You may think that her high-pitched singing is not as good as the sped-up singing of Alvin, Simon, and Theodore, and you may be right. However, the Chipmunks, much like other virtual acts, had their music and their vocals pre-recorded. Hatsune Miku's vocals are synthesised using Yamaha's VOCALOID2 and VOCALOID3 vocal synthesisers.

If you're familiar with Japanese, you may recognise the components of Hatsune Miku's name. In fact, the name translates as "the first sound from the future", with Hatsu (初) meaning "first", Ne (音) meaning "sound", and Miku (ミク) meaning "future".

Sapporo, Japan, the hometown of Hatsune Miku.
While 16 year-old Hatsune Miku could be said to be from Sapporo, the technology that allows her to sing was conceived of in Spain as part of a research project at Pompeu Fabra University in Barcelona.

Hatsune Miku's voice isn't purely synthesised and is in fact generated from phonemes prerecorded by Japanese voice actress Saki Fujita. Initially, only Japanese phonemes were recorded, before learning English (from Saki Fujita's recordings) for a later release. This allows her to sing in both languages, albeit with a Japanese accent when she sings in English.

The process that allows for the manipulation of the phonemes into song is known as concatenative synthesis. Using this process, sound samples (known as units) can be manipulated. This allows the user to modify a range of qualities, including the unit's length, pitch, and timbre.

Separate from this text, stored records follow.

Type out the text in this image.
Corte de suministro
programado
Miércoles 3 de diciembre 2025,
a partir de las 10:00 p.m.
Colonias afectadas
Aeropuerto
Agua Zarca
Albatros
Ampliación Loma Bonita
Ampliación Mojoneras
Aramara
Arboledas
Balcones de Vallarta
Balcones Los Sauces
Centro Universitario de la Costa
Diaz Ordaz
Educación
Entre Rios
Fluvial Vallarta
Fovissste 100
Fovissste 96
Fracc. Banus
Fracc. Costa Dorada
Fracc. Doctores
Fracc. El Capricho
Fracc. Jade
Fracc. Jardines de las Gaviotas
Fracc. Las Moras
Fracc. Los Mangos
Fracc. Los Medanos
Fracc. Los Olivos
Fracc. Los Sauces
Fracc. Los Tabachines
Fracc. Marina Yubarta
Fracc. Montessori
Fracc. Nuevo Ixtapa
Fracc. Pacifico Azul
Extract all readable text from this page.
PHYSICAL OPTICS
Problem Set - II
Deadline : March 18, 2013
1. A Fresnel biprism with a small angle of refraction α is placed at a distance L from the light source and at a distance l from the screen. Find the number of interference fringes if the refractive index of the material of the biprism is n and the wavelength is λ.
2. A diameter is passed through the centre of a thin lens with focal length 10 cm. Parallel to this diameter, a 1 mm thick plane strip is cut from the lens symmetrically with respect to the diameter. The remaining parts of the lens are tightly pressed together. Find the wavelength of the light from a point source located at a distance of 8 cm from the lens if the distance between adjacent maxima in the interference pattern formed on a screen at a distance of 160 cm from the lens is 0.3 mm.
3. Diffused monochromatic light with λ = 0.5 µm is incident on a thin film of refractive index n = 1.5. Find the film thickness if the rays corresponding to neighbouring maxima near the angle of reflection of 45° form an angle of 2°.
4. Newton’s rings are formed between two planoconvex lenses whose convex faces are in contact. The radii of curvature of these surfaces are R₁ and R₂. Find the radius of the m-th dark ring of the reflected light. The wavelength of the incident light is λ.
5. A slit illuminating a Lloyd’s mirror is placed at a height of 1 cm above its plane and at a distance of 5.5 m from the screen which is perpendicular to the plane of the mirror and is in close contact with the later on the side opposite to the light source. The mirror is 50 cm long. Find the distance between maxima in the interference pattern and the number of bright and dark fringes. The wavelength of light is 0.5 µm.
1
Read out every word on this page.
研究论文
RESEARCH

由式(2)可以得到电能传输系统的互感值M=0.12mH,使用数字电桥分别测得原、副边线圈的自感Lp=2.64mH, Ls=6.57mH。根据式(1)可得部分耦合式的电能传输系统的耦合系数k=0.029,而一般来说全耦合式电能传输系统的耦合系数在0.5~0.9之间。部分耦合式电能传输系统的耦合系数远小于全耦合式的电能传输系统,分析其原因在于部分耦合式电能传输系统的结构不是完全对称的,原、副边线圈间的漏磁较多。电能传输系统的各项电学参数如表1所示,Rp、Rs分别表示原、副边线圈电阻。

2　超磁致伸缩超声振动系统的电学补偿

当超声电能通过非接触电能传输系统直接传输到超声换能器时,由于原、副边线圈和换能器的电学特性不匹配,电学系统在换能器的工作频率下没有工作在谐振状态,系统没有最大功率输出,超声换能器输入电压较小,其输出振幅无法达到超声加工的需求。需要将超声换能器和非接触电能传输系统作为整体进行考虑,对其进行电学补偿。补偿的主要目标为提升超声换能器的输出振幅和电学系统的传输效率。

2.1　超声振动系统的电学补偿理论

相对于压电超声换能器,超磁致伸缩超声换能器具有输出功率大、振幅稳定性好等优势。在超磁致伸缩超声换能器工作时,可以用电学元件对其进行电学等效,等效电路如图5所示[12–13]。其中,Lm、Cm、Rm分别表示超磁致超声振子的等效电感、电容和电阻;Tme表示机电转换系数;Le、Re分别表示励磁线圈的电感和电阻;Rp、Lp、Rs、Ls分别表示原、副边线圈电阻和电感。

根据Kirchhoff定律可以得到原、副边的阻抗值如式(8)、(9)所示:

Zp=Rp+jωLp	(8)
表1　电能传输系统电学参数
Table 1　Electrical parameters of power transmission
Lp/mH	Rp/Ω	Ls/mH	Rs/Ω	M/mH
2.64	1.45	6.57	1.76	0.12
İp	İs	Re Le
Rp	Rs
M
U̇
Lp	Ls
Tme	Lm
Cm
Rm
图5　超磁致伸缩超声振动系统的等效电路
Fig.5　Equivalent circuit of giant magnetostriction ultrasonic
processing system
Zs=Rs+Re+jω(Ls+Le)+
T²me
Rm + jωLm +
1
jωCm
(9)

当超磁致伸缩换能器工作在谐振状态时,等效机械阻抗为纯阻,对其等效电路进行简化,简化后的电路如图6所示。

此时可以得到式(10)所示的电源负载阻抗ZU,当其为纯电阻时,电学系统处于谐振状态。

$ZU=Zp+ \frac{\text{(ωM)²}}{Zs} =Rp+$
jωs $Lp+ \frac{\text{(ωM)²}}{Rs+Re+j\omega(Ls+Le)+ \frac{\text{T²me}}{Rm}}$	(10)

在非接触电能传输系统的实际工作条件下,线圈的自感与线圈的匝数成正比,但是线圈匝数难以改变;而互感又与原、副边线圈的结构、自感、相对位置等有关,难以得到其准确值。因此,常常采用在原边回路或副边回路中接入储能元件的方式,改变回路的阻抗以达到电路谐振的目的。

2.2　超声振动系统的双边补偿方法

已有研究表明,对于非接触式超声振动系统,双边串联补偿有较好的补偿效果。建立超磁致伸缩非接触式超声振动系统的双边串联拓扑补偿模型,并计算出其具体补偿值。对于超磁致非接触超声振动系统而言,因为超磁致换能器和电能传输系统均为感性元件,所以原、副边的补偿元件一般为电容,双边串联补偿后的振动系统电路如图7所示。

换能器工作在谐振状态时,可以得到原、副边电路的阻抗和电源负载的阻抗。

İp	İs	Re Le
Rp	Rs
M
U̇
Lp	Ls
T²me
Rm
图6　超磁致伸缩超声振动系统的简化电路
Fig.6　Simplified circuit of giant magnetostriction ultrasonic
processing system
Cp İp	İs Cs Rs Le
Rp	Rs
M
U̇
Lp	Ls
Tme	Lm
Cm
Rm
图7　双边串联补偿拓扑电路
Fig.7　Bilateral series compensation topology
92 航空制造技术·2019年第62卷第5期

Since anyone who owns the software can synthesise speech and vocals, Hatsune Miku is "technically" the performer of thousands of songs. She's not alone, though. There are also other virtual performers available with different language combinations such as Spanish and Chinese. Other languages can also be approximated using preexisting phonemes, with differing levels of success.